Is Ballard Homestead a house?
It’s a former church but it looks like a house. And it’s in a residential neighborhood.
Fremont Abbey is already successful. Were you looking for another venue to book?
Not when we first found it. One of the guys involved in the building had come to the Abbey and contacted me as a consultant, which I do for other buildings around the country. The owners contacted us based on what we did at the Abbey and I helped them for a couple years and as we decided we wanted to expand, the opportunity came up to help activate this new venue. So now we’re the nonprofit curator of the space that’s still owned by a church.
I didn’t realize you work outside Seattle.
Lonely Buildings takes the model of the Fremont Abbey and shows how it might work in other cities. I do design consulting to help people renovate their old buildings, usually old churches, to make them useful for the community. Taborspace has been going for five years in Portland, and another group in Birmingham, [Ala.], hired me to come down and work with them, and I worked with a group in Austin and a few other places in Seattle.
You’ve been with the Abbey since the start.
Yeah, I was the founding director of the nonprofit. The church that bought the Abbey in 2005, as they moved in, they brought me in to manage the renovation. We expanded and relaunched in 2008.
So Ballard Homestead just happened to come along at an opportune time.
We’re really happy with the Abbey; it’s definitely our home base. But with all the events we have, we’d like to do more and have more opportunities for putting on small shows that Seattle can really connect with. We started to do off-site events at St. Mark’s, the Cathedral Shows, and a few other events around town. I live close to Ballard so I thought it would be cool to do something there. There’s a need for more venues in the area; there are no all-ages venues that I know of on the north end.
And as far as programming in the new space?
It’ll be in the same vein [as the Abbey]—smaller concerts where people can be really close to the band. Seated shows, all-ages, low ticket prices to keep them accessible. Acoustic, mostly bluegrass and folk because it’s a residential neighborhood, and lots of early evening concerts and afternoon shows for families on the weekends. We’re making it a distraction-free zone, no video cameras or flash photos.
The Abbey is unique in its intimacy. Do you think the Homestead might bite into some of the same audience?
I think Seattle is growing so much that there’s plenty of people that wanna see music in this kind of respectful setting at a reasonable hour, where the performance is the focus and there aren’t a lot of drunk people wandering around. I don’t foresee competition. We’ll be careful how we book so we won’t have similar events in both venues. This past Saturday, Seattle Rock Orchestra sold out at the Abbey and we had a very small banjo show at the Homestead on the same night. Those were very different audiences.
The attentiveness at Abbey shows is special.

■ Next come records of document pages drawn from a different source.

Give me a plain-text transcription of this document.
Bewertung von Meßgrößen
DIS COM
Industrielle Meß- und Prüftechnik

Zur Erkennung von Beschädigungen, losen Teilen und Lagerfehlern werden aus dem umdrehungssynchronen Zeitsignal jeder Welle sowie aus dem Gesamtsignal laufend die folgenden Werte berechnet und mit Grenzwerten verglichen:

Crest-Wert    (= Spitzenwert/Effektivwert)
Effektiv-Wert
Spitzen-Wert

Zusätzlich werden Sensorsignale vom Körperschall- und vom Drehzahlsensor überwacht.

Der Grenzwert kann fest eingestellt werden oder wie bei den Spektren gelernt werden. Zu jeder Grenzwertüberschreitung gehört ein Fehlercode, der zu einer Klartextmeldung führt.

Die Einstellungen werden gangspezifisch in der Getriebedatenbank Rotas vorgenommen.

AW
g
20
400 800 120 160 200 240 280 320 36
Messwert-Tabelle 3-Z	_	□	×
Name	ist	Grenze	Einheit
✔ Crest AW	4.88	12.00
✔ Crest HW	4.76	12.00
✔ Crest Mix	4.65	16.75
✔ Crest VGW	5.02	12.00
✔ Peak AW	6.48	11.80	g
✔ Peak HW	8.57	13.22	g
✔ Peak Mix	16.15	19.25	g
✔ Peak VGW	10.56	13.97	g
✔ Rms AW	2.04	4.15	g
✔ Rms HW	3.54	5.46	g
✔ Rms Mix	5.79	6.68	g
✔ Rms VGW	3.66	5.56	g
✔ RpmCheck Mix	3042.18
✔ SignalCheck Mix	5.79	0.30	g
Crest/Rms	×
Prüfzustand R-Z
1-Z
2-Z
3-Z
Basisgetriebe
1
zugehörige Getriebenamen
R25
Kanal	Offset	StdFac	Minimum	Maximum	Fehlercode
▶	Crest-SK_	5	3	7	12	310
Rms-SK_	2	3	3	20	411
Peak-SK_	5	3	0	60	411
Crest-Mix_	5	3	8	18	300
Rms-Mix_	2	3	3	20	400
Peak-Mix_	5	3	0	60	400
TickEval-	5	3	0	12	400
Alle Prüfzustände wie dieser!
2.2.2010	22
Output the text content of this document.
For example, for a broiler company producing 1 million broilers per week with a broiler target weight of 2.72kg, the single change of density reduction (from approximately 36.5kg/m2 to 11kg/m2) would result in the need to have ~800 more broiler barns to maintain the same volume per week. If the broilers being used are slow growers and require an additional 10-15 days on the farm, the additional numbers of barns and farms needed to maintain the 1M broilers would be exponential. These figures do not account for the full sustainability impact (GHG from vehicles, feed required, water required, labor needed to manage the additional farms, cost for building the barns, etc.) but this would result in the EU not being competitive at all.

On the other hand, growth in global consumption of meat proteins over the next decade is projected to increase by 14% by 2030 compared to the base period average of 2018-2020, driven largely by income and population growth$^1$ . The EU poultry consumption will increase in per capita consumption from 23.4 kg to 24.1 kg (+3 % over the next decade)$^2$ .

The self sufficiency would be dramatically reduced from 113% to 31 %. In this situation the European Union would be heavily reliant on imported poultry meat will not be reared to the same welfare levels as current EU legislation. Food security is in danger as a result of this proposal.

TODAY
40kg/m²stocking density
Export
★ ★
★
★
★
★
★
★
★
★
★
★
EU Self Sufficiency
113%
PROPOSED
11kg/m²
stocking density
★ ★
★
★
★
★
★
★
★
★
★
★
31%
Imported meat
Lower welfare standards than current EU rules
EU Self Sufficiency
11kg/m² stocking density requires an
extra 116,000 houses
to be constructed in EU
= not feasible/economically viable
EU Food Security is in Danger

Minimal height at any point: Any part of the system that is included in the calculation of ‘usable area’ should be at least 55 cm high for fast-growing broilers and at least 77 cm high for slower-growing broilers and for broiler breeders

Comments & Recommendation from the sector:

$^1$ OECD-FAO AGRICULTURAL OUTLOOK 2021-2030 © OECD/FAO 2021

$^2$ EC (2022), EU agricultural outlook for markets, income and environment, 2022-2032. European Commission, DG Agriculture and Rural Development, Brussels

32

It’s been amazing how well that’s respected in Seattle. I was reading about the Largo in Los Angeles and how they’ll throw people out for talking on their phones. I think that’s funny—in Seattle as long as the setting is correct and it’s quiet, people get it.
Ballard is changing rapidly. It’s good to plant a cultural space in the neighborhood.
That’s part of what we’re hoping to continue, to create a space by renovating an old building, not tearing it down but repurposing it for the community. Costs will be low so we can host community events, fundraisers and small weddings, so people can have a venue where everyone can get together. It’ll hopefully have that old Ballard vibe.